Sunday, February 24, 2013

Five (5) Things. OSCAR NITE

  1. John Travola Lego hair.
  2. Michelle Obama, what a smasher.
  3. Very proud of English ladies winning prizes for costume design and makeup and barely bothering to dress up at all. Makeup and hair ladies looked like they had got their outfits and hairdos at Debenhams.
  4. See Jack Nicholson, start laughing immediately.
  5. Sets, out of the 70s, designed by Siegfried and Roy, j'en suis convaincu.

Thursday, February 21, 2013

Five (5) Things, Thursday 21 February


  1. Americans who clap themselves. Why?
  2. Extreme Home Makeover. Mawkish drivel run by a man with hair product. In it, people run and clap at the same time and everyone does high-fives. I hate it, and yet it makes me cry. Sometimes the people go 'WOOOOO' and every 12th word is 'community'. Then everyone hugs each other.
  3. Accidental biscuits. The last box of Dorset Cereals Muesli in the Four Brothers shop of a type I cannot remember, but it was not eat-able as a cereal because it was 80% nuts and dried fruits inc. dates. I made Australian biscuit things out them off their website but: olive oil instead of butter, 2/3 of the sugar, maple syrup instead of treacle, chopped up crystallised ginger, self raising flour instead of plain flour and fuck me if they weren't delicious.  The odd thing is that despite their pretty packaging and claims to be 'green' (yawn) etc etc I am not really that interested in Dorset Cereals and I am not any more likely to buy their product again (the porridge in a pouch stuff is vile) but this time it was good. 
  4. If Cadbury dropped a bubbly bar on my head attached to a parachute, however, I'd snap it up.
  5. I just don't understand why I haven't got a dog. It doesn't make any sense. 

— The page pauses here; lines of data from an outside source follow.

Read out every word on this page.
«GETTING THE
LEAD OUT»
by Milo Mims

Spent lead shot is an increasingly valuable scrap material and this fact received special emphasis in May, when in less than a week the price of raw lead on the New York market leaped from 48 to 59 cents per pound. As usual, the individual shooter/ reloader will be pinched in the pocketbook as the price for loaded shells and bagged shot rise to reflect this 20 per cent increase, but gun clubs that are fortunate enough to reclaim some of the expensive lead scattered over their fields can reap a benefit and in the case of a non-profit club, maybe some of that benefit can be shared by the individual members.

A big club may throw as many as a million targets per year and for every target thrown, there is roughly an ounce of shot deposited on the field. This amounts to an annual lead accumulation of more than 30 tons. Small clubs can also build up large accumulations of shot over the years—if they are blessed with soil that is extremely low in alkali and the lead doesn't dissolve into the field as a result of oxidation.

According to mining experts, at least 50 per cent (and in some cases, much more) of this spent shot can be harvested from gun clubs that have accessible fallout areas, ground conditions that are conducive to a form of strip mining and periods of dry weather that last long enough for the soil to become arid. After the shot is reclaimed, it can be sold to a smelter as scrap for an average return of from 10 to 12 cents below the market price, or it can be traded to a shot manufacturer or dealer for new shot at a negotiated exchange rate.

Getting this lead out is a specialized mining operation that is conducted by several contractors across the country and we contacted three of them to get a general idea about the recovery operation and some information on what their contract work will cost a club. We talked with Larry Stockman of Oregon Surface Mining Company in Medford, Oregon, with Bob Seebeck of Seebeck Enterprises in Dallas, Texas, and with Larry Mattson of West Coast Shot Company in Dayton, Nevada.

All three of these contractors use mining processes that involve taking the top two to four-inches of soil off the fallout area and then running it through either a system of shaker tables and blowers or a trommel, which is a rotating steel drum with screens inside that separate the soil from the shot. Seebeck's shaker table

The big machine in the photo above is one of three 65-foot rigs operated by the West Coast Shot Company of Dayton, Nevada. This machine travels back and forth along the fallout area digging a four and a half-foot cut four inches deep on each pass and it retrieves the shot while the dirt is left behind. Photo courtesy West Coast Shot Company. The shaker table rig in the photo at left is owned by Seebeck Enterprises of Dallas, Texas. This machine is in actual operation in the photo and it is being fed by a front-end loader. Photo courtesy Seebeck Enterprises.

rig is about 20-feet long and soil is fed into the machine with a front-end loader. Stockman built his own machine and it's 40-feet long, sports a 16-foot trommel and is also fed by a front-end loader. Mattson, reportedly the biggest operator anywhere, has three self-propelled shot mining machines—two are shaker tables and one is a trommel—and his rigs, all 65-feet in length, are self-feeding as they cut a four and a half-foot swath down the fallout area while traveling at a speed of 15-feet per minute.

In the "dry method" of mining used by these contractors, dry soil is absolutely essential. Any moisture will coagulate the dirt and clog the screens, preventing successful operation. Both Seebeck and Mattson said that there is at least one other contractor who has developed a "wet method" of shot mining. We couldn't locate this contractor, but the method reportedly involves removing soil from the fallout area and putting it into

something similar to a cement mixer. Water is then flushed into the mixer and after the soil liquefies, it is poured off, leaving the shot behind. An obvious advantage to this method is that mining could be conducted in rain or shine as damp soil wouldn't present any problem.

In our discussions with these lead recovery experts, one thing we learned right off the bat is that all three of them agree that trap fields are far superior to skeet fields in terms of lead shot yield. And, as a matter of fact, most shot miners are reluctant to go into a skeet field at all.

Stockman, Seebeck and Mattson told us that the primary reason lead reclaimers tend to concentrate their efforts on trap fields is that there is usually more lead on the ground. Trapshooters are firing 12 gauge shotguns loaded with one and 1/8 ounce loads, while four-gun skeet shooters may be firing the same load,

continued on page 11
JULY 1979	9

Wednesday, February 20, 2013

Five (5) Things. Wednesday 20 February


  1. Am extravagantly rude to downstairs neighbour, who I dislike. Spend some time wondering if I regret it (sinking to his level, future relationship, wall we both need to pay for, etc), and realise, no, I do not regret it one jot, for he is a cock and the broken wall is bigger than the both of us.
  2. Wash Parka. Parka comes out of tumbler-dryer (as I wish it were called) and the zip has fallen off, plus the hoodhair (raccoon I think - washing rat, as it is known in French Canada) has gone stiff round the edge. It is no good to me anymore, but it is too late in the winter to justify another one, so I am going around in an old one that is tight looking like a fat centipede with all his legs tucked in (apart from the 2 back ones he is walking on).
  3. Conversation with a man who does not blink for 43 minutes. Can't work out why he is so strange, then realise he has an MBA. 
  4. Wonder out loud when House of Throne Cards is on.
  5. Tell someone I have been to 'the Two Brothers supermarket'. It is actually called the 'Four Brothers Supermarket'. 
  6. Read a lot about British supermarkets. Feel like I am there. Talk a lot about Britain with some Canadians (for my job) and then think about it a lot for the rest of the day, i.e. do we want to live there or not. Sometimes I feel like this, then I think about how it's nearly Spring in the England now, and in the Canada there is still snowstorms and even when it melts, the papers and telly will still be rubbish.